Al Museo Archeologico Nazionale di Napoli prosegue, fino al 27 agosto, la mostra curata da Clemente Marconi, promossa dal MANN – diretto da Paolo Giulierini – con il sostegno della Regione Campania e con l’organizzazione di Electa (che ha pubblicato anche il catalogo) inserita nel programma internazionale “Picasso Celebrazioni 1973 – 2023: 50 mostre ed eventi per celebrare Picasso”. L’allestimento mette in dialogo quarantatré lavori di Pablo Picasso con le sculture Farnese e i dipinti provenienti da Pompei, per illustrare la profonda influenza del museo di arte classica sull’opera di uno dei più importanti artisti moderni.
Infatti, nel 1917, Pablo Picasso soggiornò a Napoli due volte nel corso del suo viaggio in Italia a seguito dei Ballets Russes: tra il 9 e 13 marzo (insieme a Sergei Djagilev, Jean Cocteau, e Léonide Massine) e per più giorni nel mese di aprile sempre con Djagilev, Massine e Igor Stravinskij, Ernest Ansermet.

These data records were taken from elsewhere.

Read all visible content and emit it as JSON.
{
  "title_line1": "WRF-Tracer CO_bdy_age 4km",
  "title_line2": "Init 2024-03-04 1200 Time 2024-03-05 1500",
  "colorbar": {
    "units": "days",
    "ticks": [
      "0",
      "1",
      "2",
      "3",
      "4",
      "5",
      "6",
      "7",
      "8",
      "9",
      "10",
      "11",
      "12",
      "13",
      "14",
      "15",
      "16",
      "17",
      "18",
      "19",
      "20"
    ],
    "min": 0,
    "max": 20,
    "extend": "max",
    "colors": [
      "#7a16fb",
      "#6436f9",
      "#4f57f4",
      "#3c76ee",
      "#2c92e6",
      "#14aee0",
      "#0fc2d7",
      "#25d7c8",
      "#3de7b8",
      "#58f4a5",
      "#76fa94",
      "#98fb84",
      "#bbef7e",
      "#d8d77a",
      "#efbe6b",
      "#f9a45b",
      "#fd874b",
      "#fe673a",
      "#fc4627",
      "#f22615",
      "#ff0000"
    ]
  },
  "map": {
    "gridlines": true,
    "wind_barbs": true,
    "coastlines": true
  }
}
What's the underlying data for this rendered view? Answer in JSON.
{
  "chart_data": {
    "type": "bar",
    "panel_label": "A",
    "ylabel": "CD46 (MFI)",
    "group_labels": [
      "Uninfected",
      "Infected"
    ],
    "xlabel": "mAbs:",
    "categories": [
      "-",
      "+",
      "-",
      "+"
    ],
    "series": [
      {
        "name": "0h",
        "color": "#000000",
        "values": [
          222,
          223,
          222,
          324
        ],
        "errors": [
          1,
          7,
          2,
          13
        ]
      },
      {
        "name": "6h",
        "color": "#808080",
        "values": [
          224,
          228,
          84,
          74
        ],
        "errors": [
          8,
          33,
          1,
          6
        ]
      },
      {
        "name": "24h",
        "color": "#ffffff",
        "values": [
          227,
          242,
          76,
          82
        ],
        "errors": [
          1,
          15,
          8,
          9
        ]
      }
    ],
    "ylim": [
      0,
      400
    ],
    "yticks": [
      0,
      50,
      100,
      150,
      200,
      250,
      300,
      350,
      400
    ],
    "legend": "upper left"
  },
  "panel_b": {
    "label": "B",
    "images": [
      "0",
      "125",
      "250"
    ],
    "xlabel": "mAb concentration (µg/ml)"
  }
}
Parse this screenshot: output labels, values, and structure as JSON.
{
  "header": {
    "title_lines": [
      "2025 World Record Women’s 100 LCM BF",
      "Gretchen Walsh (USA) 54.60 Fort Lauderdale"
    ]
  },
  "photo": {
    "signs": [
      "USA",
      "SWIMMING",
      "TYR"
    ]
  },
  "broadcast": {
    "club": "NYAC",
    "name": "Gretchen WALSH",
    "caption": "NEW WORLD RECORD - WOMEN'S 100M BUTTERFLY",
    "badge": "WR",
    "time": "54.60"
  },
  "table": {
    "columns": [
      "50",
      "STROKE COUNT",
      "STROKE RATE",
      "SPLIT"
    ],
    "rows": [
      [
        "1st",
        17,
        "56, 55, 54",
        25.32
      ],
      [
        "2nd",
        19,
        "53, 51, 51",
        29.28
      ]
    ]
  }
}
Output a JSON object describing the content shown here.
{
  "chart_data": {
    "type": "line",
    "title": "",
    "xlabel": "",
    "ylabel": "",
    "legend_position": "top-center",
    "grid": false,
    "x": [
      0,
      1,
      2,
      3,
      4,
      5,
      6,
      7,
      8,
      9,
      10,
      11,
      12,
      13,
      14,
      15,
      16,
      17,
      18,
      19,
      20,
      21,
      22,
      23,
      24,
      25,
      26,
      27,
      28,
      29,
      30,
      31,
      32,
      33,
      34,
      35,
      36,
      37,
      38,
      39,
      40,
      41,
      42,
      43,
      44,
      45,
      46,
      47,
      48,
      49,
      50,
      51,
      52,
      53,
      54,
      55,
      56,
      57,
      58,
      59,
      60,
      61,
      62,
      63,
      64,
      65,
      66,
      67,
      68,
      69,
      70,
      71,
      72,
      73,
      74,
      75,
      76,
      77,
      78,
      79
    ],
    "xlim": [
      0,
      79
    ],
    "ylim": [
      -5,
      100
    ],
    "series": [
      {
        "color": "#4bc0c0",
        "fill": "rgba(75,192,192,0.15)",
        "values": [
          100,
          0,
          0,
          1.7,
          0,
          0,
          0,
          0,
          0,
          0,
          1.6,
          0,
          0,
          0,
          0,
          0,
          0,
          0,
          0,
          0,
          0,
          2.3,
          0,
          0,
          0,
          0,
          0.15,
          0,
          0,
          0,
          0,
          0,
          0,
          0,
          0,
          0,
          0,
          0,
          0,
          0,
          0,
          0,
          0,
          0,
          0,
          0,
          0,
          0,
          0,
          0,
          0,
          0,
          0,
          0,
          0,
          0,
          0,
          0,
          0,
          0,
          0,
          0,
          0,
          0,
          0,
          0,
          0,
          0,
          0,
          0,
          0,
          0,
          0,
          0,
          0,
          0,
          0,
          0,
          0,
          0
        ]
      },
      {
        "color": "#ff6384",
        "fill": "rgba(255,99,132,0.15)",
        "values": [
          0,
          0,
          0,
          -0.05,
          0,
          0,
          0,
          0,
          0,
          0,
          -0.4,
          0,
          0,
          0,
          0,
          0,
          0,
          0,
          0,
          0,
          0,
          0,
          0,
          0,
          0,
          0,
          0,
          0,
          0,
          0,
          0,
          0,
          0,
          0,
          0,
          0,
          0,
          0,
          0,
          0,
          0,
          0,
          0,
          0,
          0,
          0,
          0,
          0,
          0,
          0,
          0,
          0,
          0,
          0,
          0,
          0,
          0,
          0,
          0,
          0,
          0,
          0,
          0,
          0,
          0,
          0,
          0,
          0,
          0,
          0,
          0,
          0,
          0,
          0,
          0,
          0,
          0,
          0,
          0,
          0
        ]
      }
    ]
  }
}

Quei due soggiorni esercitarono una grande suggestione sul maestro catalano, specialmente per ciò che riguarda l’incontro con l’antico, tramite visite a Pompei e al Museo Nazionale, che allora esponeva la Collezione Farnese, e le opere da Ercolano e Pompei. Influenza indiscutibile e riconosciuta da tempo che rappresenta ormai un punto fermo. Proprio all’impatto delle opere d’arte viste a Roma, Napoli e Firenze si attribuisce un decisivo rafforzamento della tendenza di Picasso verso il naturalismo del cosiddetto “secondo periodo classico” (1917-1925). Tali visite ebbero un particolare impatto sulla produzione artistica come dimostra anche l’opera grafica degli anni Trenta a partire dalle stampe appartenenti alla cosiddetta Suite Vollard (1930-1937).

In letteratura ha prevalso a lungo l’interesse per la meglio documentata visita a Pompei tuttavia, quella al Museo Nazionale, gli indizi inducono a ritenere che possa avere avuto un ruolo fondamentale nel passaggio dal cubismo a un nuovo classicismo, proprio per l’influenza della pittura pompeiana, del gigantismo e della monumentalità tridimensionale delle sculture Farnese, a partire dall’Ercole, limpido alter ego dell’artista. Determinarne le fonti di ispirazione non è certo facile soprattutto perché, una delle caratteristiche dell’opera classicizzante dell’artista, sia la tendenza a evitare citazioni a favore, piuttosto, di allusioni generiche e non mancando di associare, nella stessa opera, riferimenti non coerenti tra loro.

Per tutto questo, la mostra, si è limitata a suggerire accostamenti tra possibili fonti di ispirazione, tra le opere del Museo Nazionale, e quelle del genio malagueño, sulla base del confronto visivo. La ricerca di tali modelli non è mai un processo sterile: essa è, al tempo stesso, un contributo fondamentale alla ricostruzione del processo creativo e parte di quell’inevitabile dialogo che le sue opere hanno da sempre sollecitato nell’osservatore.

Il percorso di visita si divide quindi in due parti: la prima è quella relativa ai soggiorni partenoperi di Picasso, delineando come si presentava il museo al tempo (allora non ancora solo “archeologico”) mentre la seconda focalizza sui dialoghi tra le opere del museo e i lavori dell’artista spagnolo. Tra queste si segnala la presenza di trentasette delle cento che compongono la Suite Vollard, un prestito del British Museum di Londra. Tali incisioni, realizzate tra il 1930 e il 1937, si configurano come un fulcro interpretativo. A queste si aggiungono i prestiti del Musée national Picasso-Paris e di Gagosian New York.